If the roots are mushy or discolored or darker than the usual white roots of most plants, you probably have a root disease. Remove the diseased roots, repot or replant the plant, and keep the soil on the dry side. Hopefully, new roots will form, and the plant will recover. You can buy fungicides for root rots, but often they are specific for the disease with no one chemical covering all. Check with your local university plant diagnostic lab or your local Extension office for help in identifying the disease if the cultural treatments above don't work.
Q: My hollyhock leaves are turning brown and withering. There is enough rain, so dryness is not the problem. What can I do to save them? (Vermont)

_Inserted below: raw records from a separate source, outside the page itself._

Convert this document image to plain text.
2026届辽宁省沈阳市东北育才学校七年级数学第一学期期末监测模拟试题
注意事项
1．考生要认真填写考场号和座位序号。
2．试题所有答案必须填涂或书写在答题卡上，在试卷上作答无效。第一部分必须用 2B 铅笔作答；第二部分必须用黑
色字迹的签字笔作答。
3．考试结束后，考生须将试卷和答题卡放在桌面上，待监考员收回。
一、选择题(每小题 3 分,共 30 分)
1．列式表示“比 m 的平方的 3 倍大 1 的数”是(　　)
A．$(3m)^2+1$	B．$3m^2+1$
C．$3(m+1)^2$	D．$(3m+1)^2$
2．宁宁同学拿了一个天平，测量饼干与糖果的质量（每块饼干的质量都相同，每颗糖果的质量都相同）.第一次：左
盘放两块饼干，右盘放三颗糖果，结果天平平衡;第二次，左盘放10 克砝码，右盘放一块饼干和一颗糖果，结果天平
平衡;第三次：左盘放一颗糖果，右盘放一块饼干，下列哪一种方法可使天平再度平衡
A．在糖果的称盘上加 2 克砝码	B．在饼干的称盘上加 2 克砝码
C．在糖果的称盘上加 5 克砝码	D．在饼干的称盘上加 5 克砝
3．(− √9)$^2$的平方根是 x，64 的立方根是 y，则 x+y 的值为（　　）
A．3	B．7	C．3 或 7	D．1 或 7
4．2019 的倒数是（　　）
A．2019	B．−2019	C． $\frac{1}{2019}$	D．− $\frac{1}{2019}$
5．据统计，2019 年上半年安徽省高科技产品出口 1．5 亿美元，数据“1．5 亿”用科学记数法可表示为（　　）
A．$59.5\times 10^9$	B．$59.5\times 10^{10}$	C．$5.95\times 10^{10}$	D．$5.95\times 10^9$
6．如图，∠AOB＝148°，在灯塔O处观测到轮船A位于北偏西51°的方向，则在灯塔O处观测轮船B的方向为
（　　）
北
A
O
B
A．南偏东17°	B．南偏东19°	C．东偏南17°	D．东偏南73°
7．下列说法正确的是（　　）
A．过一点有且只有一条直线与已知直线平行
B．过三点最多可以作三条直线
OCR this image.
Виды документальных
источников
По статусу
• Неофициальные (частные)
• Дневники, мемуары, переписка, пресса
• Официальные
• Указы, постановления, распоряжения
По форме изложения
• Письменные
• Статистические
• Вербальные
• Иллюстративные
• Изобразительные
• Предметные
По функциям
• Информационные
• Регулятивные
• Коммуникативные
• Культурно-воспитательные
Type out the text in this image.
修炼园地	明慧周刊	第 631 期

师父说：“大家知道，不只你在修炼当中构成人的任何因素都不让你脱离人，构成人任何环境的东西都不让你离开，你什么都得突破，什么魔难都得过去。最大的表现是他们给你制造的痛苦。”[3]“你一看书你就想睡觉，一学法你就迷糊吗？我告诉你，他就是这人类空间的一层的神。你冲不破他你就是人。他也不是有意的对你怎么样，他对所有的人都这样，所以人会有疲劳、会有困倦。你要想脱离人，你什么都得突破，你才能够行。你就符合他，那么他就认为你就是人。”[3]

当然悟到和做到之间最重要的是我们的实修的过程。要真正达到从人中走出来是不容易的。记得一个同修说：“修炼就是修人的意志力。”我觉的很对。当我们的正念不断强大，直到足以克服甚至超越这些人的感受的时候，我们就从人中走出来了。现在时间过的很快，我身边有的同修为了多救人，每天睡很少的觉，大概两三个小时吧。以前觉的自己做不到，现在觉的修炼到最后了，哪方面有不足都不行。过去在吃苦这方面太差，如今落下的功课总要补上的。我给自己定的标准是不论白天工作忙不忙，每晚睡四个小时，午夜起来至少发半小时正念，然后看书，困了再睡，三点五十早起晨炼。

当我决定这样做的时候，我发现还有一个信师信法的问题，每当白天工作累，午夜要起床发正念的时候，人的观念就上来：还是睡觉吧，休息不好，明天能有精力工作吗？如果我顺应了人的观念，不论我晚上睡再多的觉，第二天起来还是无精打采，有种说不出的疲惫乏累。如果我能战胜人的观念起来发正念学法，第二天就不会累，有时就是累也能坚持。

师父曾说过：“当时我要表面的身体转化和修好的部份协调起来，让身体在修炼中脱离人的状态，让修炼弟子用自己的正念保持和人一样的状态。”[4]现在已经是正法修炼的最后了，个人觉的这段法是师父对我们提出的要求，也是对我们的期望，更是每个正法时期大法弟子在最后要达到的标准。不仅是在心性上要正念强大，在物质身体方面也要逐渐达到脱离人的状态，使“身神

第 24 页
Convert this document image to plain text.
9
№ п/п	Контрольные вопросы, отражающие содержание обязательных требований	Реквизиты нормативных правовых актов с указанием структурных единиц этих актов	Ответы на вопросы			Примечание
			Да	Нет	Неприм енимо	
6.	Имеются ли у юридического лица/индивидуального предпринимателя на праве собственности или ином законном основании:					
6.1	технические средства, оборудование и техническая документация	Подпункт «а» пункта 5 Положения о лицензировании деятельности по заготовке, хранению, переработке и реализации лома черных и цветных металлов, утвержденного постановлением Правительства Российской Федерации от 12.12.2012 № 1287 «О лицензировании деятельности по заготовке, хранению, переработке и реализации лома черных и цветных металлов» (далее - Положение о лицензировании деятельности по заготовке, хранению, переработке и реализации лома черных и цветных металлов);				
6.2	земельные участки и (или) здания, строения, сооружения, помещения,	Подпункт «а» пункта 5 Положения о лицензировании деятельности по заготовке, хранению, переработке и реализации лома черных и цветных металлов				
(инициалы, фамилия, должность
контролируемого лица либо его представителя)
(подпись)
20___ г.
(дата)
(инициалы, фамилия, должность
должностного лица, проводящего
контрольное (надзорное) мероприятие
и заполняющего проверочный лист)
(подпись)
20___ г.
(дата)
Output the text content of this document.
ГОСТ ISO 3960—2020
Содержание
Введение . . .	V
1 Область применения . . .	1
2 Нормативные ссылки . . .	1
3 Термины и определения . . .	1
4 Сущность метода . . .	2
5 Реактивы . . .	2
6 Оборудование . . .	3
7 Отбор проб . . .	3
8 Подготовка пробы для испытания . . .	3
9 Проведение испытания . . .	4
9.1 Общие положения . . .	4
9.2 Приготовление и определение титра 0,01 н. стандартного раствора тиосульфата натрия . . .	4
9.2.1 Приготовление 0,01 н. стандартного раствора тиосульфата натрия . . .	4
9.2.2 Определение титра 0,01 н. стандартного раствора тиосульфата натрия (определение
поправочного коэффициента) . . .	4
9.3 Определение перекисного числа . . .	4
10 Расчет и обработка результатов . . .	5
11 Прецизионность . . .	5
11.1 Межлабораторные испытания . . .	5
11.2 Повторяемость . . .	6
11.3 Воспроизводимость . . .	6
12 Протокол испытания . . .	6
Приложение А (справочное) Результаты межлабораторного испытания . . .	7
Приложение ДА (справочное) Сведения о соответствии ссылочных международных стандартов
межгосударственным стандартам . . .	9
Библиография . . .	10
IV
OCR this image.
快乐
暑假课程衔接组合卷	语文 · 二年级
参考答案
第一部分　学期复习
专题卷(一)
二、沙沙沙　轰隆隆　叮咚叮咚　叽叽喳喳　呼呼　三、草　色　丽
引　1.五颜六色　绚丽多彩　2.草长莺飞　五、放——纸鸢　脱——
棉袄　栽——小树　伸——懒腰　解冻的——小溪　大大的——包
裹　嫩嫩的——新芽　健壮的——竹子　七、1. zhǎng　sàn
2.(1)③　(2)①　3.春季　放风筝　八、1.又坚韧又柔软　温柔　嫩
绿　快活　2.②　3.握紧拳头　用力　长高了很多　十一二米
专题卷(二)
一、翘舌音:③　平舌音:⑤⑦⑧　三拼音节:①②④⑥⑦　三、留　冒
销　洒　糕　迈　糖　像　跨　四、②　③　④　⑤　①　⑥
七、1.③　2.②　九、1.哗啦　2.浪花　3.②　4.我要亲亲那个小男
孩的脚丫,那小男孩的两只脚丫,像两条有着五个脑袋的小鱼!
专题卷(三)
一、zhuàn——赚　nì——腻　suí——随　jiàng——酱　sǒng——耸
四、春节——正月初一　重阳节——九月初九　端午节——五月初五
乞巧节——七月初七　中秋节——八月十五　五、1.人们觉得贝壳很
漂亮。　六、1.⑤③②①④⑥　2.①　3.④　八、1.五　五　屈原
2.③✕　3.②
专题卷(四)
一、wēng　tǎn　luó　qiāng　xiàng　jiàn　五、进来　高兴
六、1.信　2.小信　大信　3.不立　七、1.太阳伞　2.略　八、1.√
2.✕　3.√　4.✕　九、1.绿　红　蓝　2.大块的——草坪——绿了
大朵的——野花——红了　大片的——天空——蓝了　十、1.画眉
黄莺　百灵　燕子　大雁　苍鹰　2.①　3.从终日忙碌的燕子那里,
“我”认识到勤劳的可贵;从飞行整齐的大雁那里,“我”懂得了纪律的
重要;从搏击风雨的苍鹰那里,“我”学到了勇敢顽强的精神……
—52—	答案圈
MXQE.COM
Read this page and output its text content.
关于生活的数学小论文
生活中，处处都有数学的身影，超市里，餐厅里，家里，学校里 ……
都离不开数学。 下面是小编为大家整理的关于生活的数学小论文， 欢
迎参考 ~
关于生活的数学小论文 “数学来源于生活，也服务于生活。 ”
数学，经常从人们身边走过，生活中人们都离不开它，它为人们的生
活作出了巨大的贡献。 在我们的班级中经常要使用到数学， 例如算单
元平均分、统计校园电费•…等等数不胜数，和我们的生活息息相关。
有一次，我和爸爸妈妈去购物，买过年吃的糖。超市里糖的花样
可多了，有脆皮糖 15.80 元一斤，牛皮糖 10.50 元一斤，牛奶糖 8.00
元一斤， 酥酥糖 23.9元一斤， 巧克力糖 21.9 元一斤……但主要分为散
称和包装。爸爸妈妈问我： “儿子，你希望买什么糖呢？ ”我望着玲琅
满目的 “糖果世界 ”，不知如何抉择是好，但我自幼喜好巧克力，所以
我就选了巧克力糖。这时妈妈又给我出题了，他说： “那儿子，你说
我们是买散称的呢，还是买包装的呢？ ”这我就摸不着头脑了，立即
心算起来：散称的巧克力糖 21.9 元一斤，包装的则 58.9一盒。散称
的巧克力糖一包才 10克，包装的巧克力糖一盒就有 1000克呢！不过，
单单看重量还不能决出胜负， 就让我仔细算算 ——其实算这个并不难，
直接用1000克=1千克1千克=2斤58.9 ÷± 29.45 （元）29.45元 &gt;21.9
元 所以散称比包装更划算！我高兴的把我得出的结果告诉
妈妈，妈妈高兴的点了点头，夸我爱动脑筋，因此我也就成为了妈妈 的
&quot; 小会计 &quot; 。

A: It could either be a leaf disease, or other disease to stems or roots (this could include other damage) that doesn't let water get from roots to foliage. Most likely it is rust disease. You should see rusty spots on leaf undersides (yellow on top) that will eventually cause them to yellow, wither, and fall off, starting with lower ones first.
Remove the infected leaves that you see at beginning of the season. You can use chemical sprays, as well as some organic ones such as sulfur, but check with your local garden center. Control often means frequent reapplications.
My hollyhocks usually get this but still flower fine. It is a common disease, and takes a lot of effort to control. Cut back infected parts after bloom and continue to destroy any plant parts that get more rust, as it may overwinter on these.